Welcome to my Crime and Justice blog! I am a 19 year old criminal justice student at the University of Winnipeg. I advocate for prisoners' rights, human rights, equality and criminal justice/prison system reforms.

Monday, June 7, 2010

Lock up the real criminals: editorial


The Tories’ tough-on-crime legislation, and its recent yanking of the troubling two-for-one credit for pre-trial custody that gave kisses even to gangbangers, was a long time coming.
But it is about to create another dilemma.
And that’s the overcrowding of our federal prisons.
According to the European Union and the United Nations, the surest sign of a poorly-run and dangerous corrections system is the overcrowding of a country’s penal institutions — a situation that, in many U.S. jurisdictions, and particularly California, has led to successful litigations for cruel and unusual punishment.
We couldn’t care less if they pack them in like sardines.
As long as they are the right sardines.
There are two options, of course. Either we build more prisons, or we make sure the right people are in the cage.
Did Ashley Smith belong in a cage, for example? Not a chance.
The New Brunswick teenager was mentally ill, not a hard-core criminal who belonged behind bars.
Smith, who committed a series of minor offences, including throwing crab apples at a letter carrier, spent 2003 to 2006 in two New Brunswick correctional facilities.
She was later transferred to several different federal prisons across Canada, eventually arriving at a federal women’s prison near Kitchener, Ont., where she was found dead in her cell in October 2007 — a ligature around her neck.
Corrections Ombudsman Howard Sapers, in an interview with the Sun recently, called her demise a “preventable death,” and he wrote a scathing report saying just that.
According to Sapers, a full 30% of the women now incarcerated in our federal prison system suffer from psychiatric illnesses.
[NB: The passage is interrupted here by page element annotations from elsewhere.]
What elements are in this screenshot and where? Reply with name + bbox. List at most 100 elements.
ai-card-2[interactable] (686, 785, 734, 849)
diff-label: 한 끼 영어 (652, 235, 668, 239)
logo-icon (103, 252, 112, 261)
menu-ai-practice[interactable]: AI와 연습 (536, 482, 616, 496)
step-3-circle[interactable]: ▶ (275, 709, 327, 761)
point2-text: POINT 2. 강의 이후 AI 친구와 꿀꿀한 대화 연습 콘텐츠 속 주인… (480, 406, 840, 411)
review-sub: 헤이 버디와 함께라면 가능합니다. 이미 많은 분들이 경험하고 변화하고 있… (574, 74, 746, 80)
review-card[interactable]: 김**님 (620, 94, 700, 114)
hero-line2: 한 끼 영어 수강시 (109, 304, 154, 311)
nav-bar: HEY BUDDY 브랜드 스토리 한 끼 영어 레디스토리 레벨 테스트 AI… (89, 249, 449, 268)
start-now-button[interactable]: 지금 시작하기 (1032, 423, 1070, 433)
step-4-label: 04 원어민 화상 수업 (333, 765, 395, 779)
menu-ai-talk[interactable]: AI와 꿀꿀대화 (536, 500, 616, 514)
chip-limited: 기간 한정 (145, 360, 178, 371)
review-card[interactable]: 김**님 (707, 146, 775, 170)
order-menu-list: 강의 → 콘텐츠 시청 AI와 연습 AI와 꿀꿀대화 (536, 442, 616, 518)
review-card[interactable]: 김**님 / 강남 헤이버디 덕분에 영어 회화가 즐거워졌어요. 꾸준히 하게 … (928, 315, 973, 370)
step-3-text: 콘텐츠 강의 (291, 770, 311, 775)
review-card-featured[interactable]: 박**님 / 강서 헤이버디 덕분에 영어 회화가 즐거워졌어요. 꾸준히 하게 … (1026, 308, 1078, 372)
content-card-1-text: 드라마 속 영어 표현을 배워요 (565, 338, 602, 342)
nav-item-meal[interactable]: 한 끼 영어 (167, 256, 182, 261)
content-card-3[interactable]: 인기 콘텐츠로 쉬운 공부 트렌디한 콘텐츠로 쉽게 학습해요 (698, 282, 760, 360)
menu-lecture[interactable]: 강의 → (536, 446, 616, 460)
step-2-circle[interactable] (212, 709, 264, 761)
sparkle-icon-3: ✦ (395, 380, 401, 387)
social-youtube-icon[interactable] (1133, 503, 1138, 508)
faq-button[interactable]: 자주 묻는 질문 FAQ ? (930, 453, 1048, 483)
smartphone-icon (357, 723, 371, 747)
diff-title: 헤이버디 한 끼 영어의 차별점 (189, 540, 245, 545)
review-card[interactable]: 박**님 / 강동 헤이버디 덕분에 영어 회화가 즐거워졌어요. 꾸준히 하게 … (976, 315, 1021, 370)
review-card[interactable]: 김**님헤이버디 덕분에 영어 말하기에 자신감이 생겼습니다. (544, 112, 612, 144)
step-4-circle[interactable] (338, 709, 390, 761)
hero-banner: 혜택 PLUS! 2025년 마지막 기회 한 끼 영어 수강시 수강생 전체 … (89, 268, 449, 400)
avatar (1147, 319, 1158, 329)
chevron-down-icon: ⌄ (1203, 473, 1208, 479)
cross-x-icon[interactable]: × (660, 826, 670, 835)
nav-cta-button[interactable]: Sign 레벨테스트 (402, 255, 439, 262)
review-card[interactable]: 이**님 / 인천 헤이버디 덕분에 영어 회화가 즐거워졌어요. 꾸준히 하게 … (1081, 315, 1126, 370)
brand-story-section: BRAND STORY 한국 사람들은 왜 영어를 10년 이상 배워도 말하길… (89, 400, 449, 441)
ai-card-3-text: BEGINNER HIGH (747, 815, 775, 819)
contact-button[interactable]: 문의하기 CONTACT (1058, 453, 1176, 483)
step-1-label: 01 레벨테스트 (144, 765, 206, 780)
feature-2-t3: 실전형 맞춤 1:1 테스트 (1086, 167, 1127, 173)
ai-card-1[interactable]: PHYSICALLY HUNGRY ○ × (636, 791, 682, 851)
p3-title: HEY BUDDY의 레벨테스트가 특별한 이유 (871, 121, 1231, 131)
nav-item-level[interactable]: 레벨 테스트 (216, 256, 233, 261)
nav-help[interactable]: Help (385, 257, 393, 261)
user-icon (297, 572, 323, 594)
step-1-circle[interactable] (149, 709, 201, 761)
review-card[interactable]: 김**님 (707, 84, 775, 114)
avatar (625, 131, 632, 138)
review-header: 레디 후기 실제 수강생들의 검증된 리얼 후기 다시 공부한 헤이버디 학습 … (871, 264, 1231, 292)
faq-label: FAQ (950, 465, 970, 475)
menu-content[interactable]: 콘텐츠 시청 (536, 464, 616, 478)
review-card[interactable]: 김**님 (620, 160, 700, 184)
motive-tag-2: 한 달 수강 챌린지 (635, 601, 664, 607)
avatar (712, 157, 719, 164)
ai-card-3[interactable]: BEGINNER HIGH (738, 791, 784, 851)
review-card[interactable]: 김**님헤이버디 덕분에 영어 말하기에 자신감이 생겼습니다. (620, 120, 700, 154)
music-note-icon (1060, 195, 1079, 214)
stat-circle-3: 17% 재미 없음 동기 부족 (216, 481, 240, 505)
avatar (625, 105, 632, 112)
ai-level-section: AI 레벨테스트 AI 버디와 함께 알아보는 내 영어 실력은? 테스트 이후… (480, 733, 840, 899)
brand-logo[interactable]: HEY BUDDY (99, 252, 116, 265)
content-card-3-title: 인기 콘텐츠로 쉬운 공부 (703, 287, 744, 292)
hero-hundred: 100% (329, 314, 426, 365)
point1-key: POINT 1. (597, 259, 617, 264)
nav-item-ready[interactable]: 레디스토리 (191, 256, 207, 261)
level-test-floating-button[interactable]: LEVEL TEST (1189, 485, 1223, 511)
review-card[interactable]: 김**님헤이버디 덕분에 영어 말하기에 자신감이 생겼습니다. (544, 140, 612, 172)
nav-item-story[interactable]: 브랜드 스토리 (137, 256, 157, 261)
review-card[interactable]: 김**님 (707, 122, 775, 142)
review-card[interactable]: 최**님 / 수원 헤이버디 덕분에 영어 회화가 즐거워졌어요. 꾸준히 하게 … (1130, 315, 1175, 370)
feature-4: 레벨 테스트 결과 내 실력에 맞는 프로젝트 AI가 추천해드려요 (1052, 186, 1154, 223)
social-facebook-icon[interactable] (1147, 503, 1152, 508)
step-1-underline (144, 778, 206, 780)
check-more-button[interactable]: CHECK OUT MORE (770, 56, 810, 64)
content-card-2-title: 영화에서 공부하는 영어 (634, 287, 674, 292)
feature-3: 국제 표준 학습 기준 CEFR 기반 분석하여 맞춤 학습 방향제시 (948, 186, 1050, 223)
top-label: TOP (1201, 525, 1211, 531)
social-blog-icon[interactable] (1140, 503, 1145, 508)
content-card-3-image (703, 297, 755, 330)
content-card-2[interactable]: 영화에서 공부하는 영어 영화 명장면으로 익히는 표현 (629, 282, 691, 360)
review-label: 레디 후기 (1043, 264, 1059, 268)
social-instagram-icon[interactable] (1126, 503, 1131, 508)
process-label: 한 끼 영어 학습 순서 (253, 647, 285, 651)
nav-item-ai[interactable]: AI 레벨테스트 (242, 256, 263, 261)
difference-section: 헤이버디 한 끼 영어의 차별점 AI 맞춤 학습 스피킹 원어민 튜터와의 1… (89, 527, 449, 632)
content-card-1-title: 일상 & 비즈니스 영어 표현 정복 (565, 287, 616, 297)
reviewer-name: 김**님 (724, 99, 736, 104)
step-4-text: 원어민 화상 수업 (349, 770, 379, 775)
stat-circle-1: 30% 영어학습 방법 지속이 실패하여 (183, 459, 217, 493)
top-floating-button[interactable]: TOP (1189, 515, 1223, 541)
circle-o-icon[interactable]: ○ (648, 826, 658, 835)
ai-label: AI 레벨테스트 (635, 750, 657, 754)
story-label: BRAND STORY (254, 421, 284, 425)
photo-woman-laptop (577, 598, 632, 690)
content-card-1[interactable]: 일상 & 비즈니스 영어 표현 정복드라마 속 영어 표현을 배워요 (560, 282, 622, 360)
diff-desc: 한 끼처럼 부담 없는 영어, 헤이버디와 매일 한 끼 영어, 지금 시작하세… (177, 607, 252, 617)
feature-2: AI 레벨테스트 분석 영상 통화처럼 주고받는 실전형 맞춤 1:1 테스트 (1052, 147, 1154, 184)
They are not criminals by definition. They are mentally sick.
As for men, the numbers ranges from 10% to 15%.
There is no mixed message here. We have no bleeding heart when it comes to the punishment of criminals.
The more the merrier, and throw away the key when it comes to repeat sex offenders and first-degree killers.
But, by weeding out the 30% of women, and the 15% of men, who need psychiatric care rather than federal imprisonment, more cells become open for the ones who truly belong there.
And that makes our streets safer. 

"We couldn’t care less if they pack them in like sardines."
 I guess you don't really care about creating safer communities then. Overcrowding causes levels of violence to increase in prisons, leading to better chances of re-offending when released.
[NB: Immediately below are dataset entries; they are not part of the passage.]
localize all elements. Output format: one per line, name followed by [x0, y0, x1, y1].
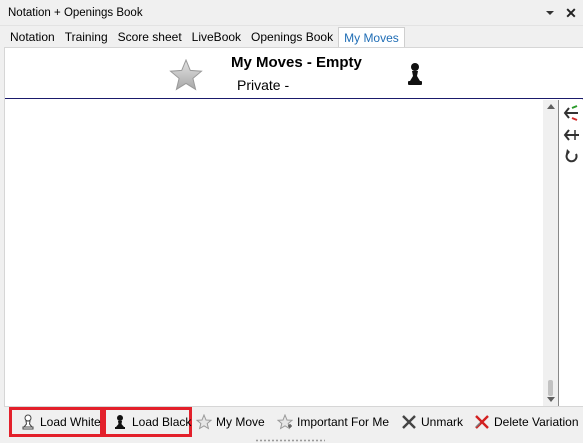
tab-score-sheet[interactable]: Score sheet — [113, 27, 187, 47]
branch-arrows-icon[interactable] — [563, 104, 581, 122]
load-white-button[interactable]: Load White — [9, 407, 103, 437]
load-black-label: Load Black — [132, 415, 192, 429]
black-pawn-icon — [405, 62, 425, 86]
my-moves-panel: My Moves - Empty Private - — [4, 47, 583, 407]
delete-variation-label: Delete Variation — [494, 415, 579, 429]
page-subtitle: Private - — [237, 77, 290, 93]
tab-openings-book[interactable]: Openings Book — [246, 27, 338, 47]
move-list-area[interactable] — [5, 100, 543, 406]
tab-notation[interactable]: Notation — [5, 27, 60, 47]
page-title: My Moves - Empty — [231, 54, 362, 71]
load-white-label: Load White — [40, 415, 101, 429]
important-for-me-label: Important For Me — [297, 415, 390, 429]
important-for-me-button[interactable]: Important For Me — [276, 407, 390, 437]
star-icon[interactable] — [169, 58, 203, 91]
title-bar: Notation + Openings Book ✕ — [0, 0, 583, 26]
delete-variation-button[interactable]: Delete Variation — [474, 407, 579, 437]
window-title: Notation + Openings Book — [8, 7, 143, 19]
load-black-button[interactable]: Load Black — [103, 407, 192, 437]
star-plus-icon — [276, 413, 294, 430]
chevron-down-icon[interactable] — [543, 6, 557, 20]
close-icon[interactable]: ✕ — [563, 5, 579, 21]
tab-my-moves[interactable]: My Moves — [338, 27, 405, 47]
tab-bar: Notation Training Score sheet LiveBook O… — [5, 27, 405, 47]
unmark-button[interactable]: Unmark — [401, 407, 463, 437]
merge-arrows-icon[interactable] — [563, 126, 581, 144]
unmark-x-icon — [401, 414, 417, 430]
tab-training[interactable]: Training — [60, 27, 113, 47]
my-move-button[interactable]: My Move — [195, 407, 265, 437]
tab-livebook[interactable]: LiveBook — [187, 27, 246, 47]
side-tools — [558, 100, 583, 406]
scroll-up-icon[interactable] — [547, 104, 555, 109]
black-pawn-icon — [112, 414, 128, 430]
unmark-label: Unmark — [421, 415, 464, 429]
scroll-down-icon[interactable] — [547, 397, 555, 402]
scroll-thumb[interactable] — [548, 380, 553, 396]
bottom-toolbar: Load White Load Black My Move Important … — [0, 407, 583, 443]
my-move-label: My Move — [216, 415, 265, 429]
my-moves-header: My Moves - Empty Private - — [5, 48, 583, 99]
star-outline-icon — [195, 413, 213, 430]
vertical-scrollbar[interactable] — [543, 100, 558, 406]
notation-openings-book-window: Notation + Openings Book ✕ Notation Trai… — [0, 0, 583, 443]
refresh-icon[interactable] — [563, 148, 581, 166]
red-x-icon — [474, 414, 490, 430]
white-pawn-icon — [20, 414, 36, 430]
resize-grip[interactable] — [255, 439, 325, 442]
Longer prison sentences, increase the chances of re-offending and decrease the likelihood of successful reintegration. Imprisonment should be a last resort in all cases. All other lesser restrictive options should be considered before prison, especially for aboriginal offenders, who can better benefit from restorative justice. We should only imprison those individuals who pose a danger to society and who are violent. We should not imprison property offenders, drug offenders, non violent offenders, those with many mitigating circumstances, those with mental illnesses. Prisons also need to be reformed, to place more emphasis on rehabilitative justice and less on punishment and retribution. We need to lessen the deprivations experienced by inmates.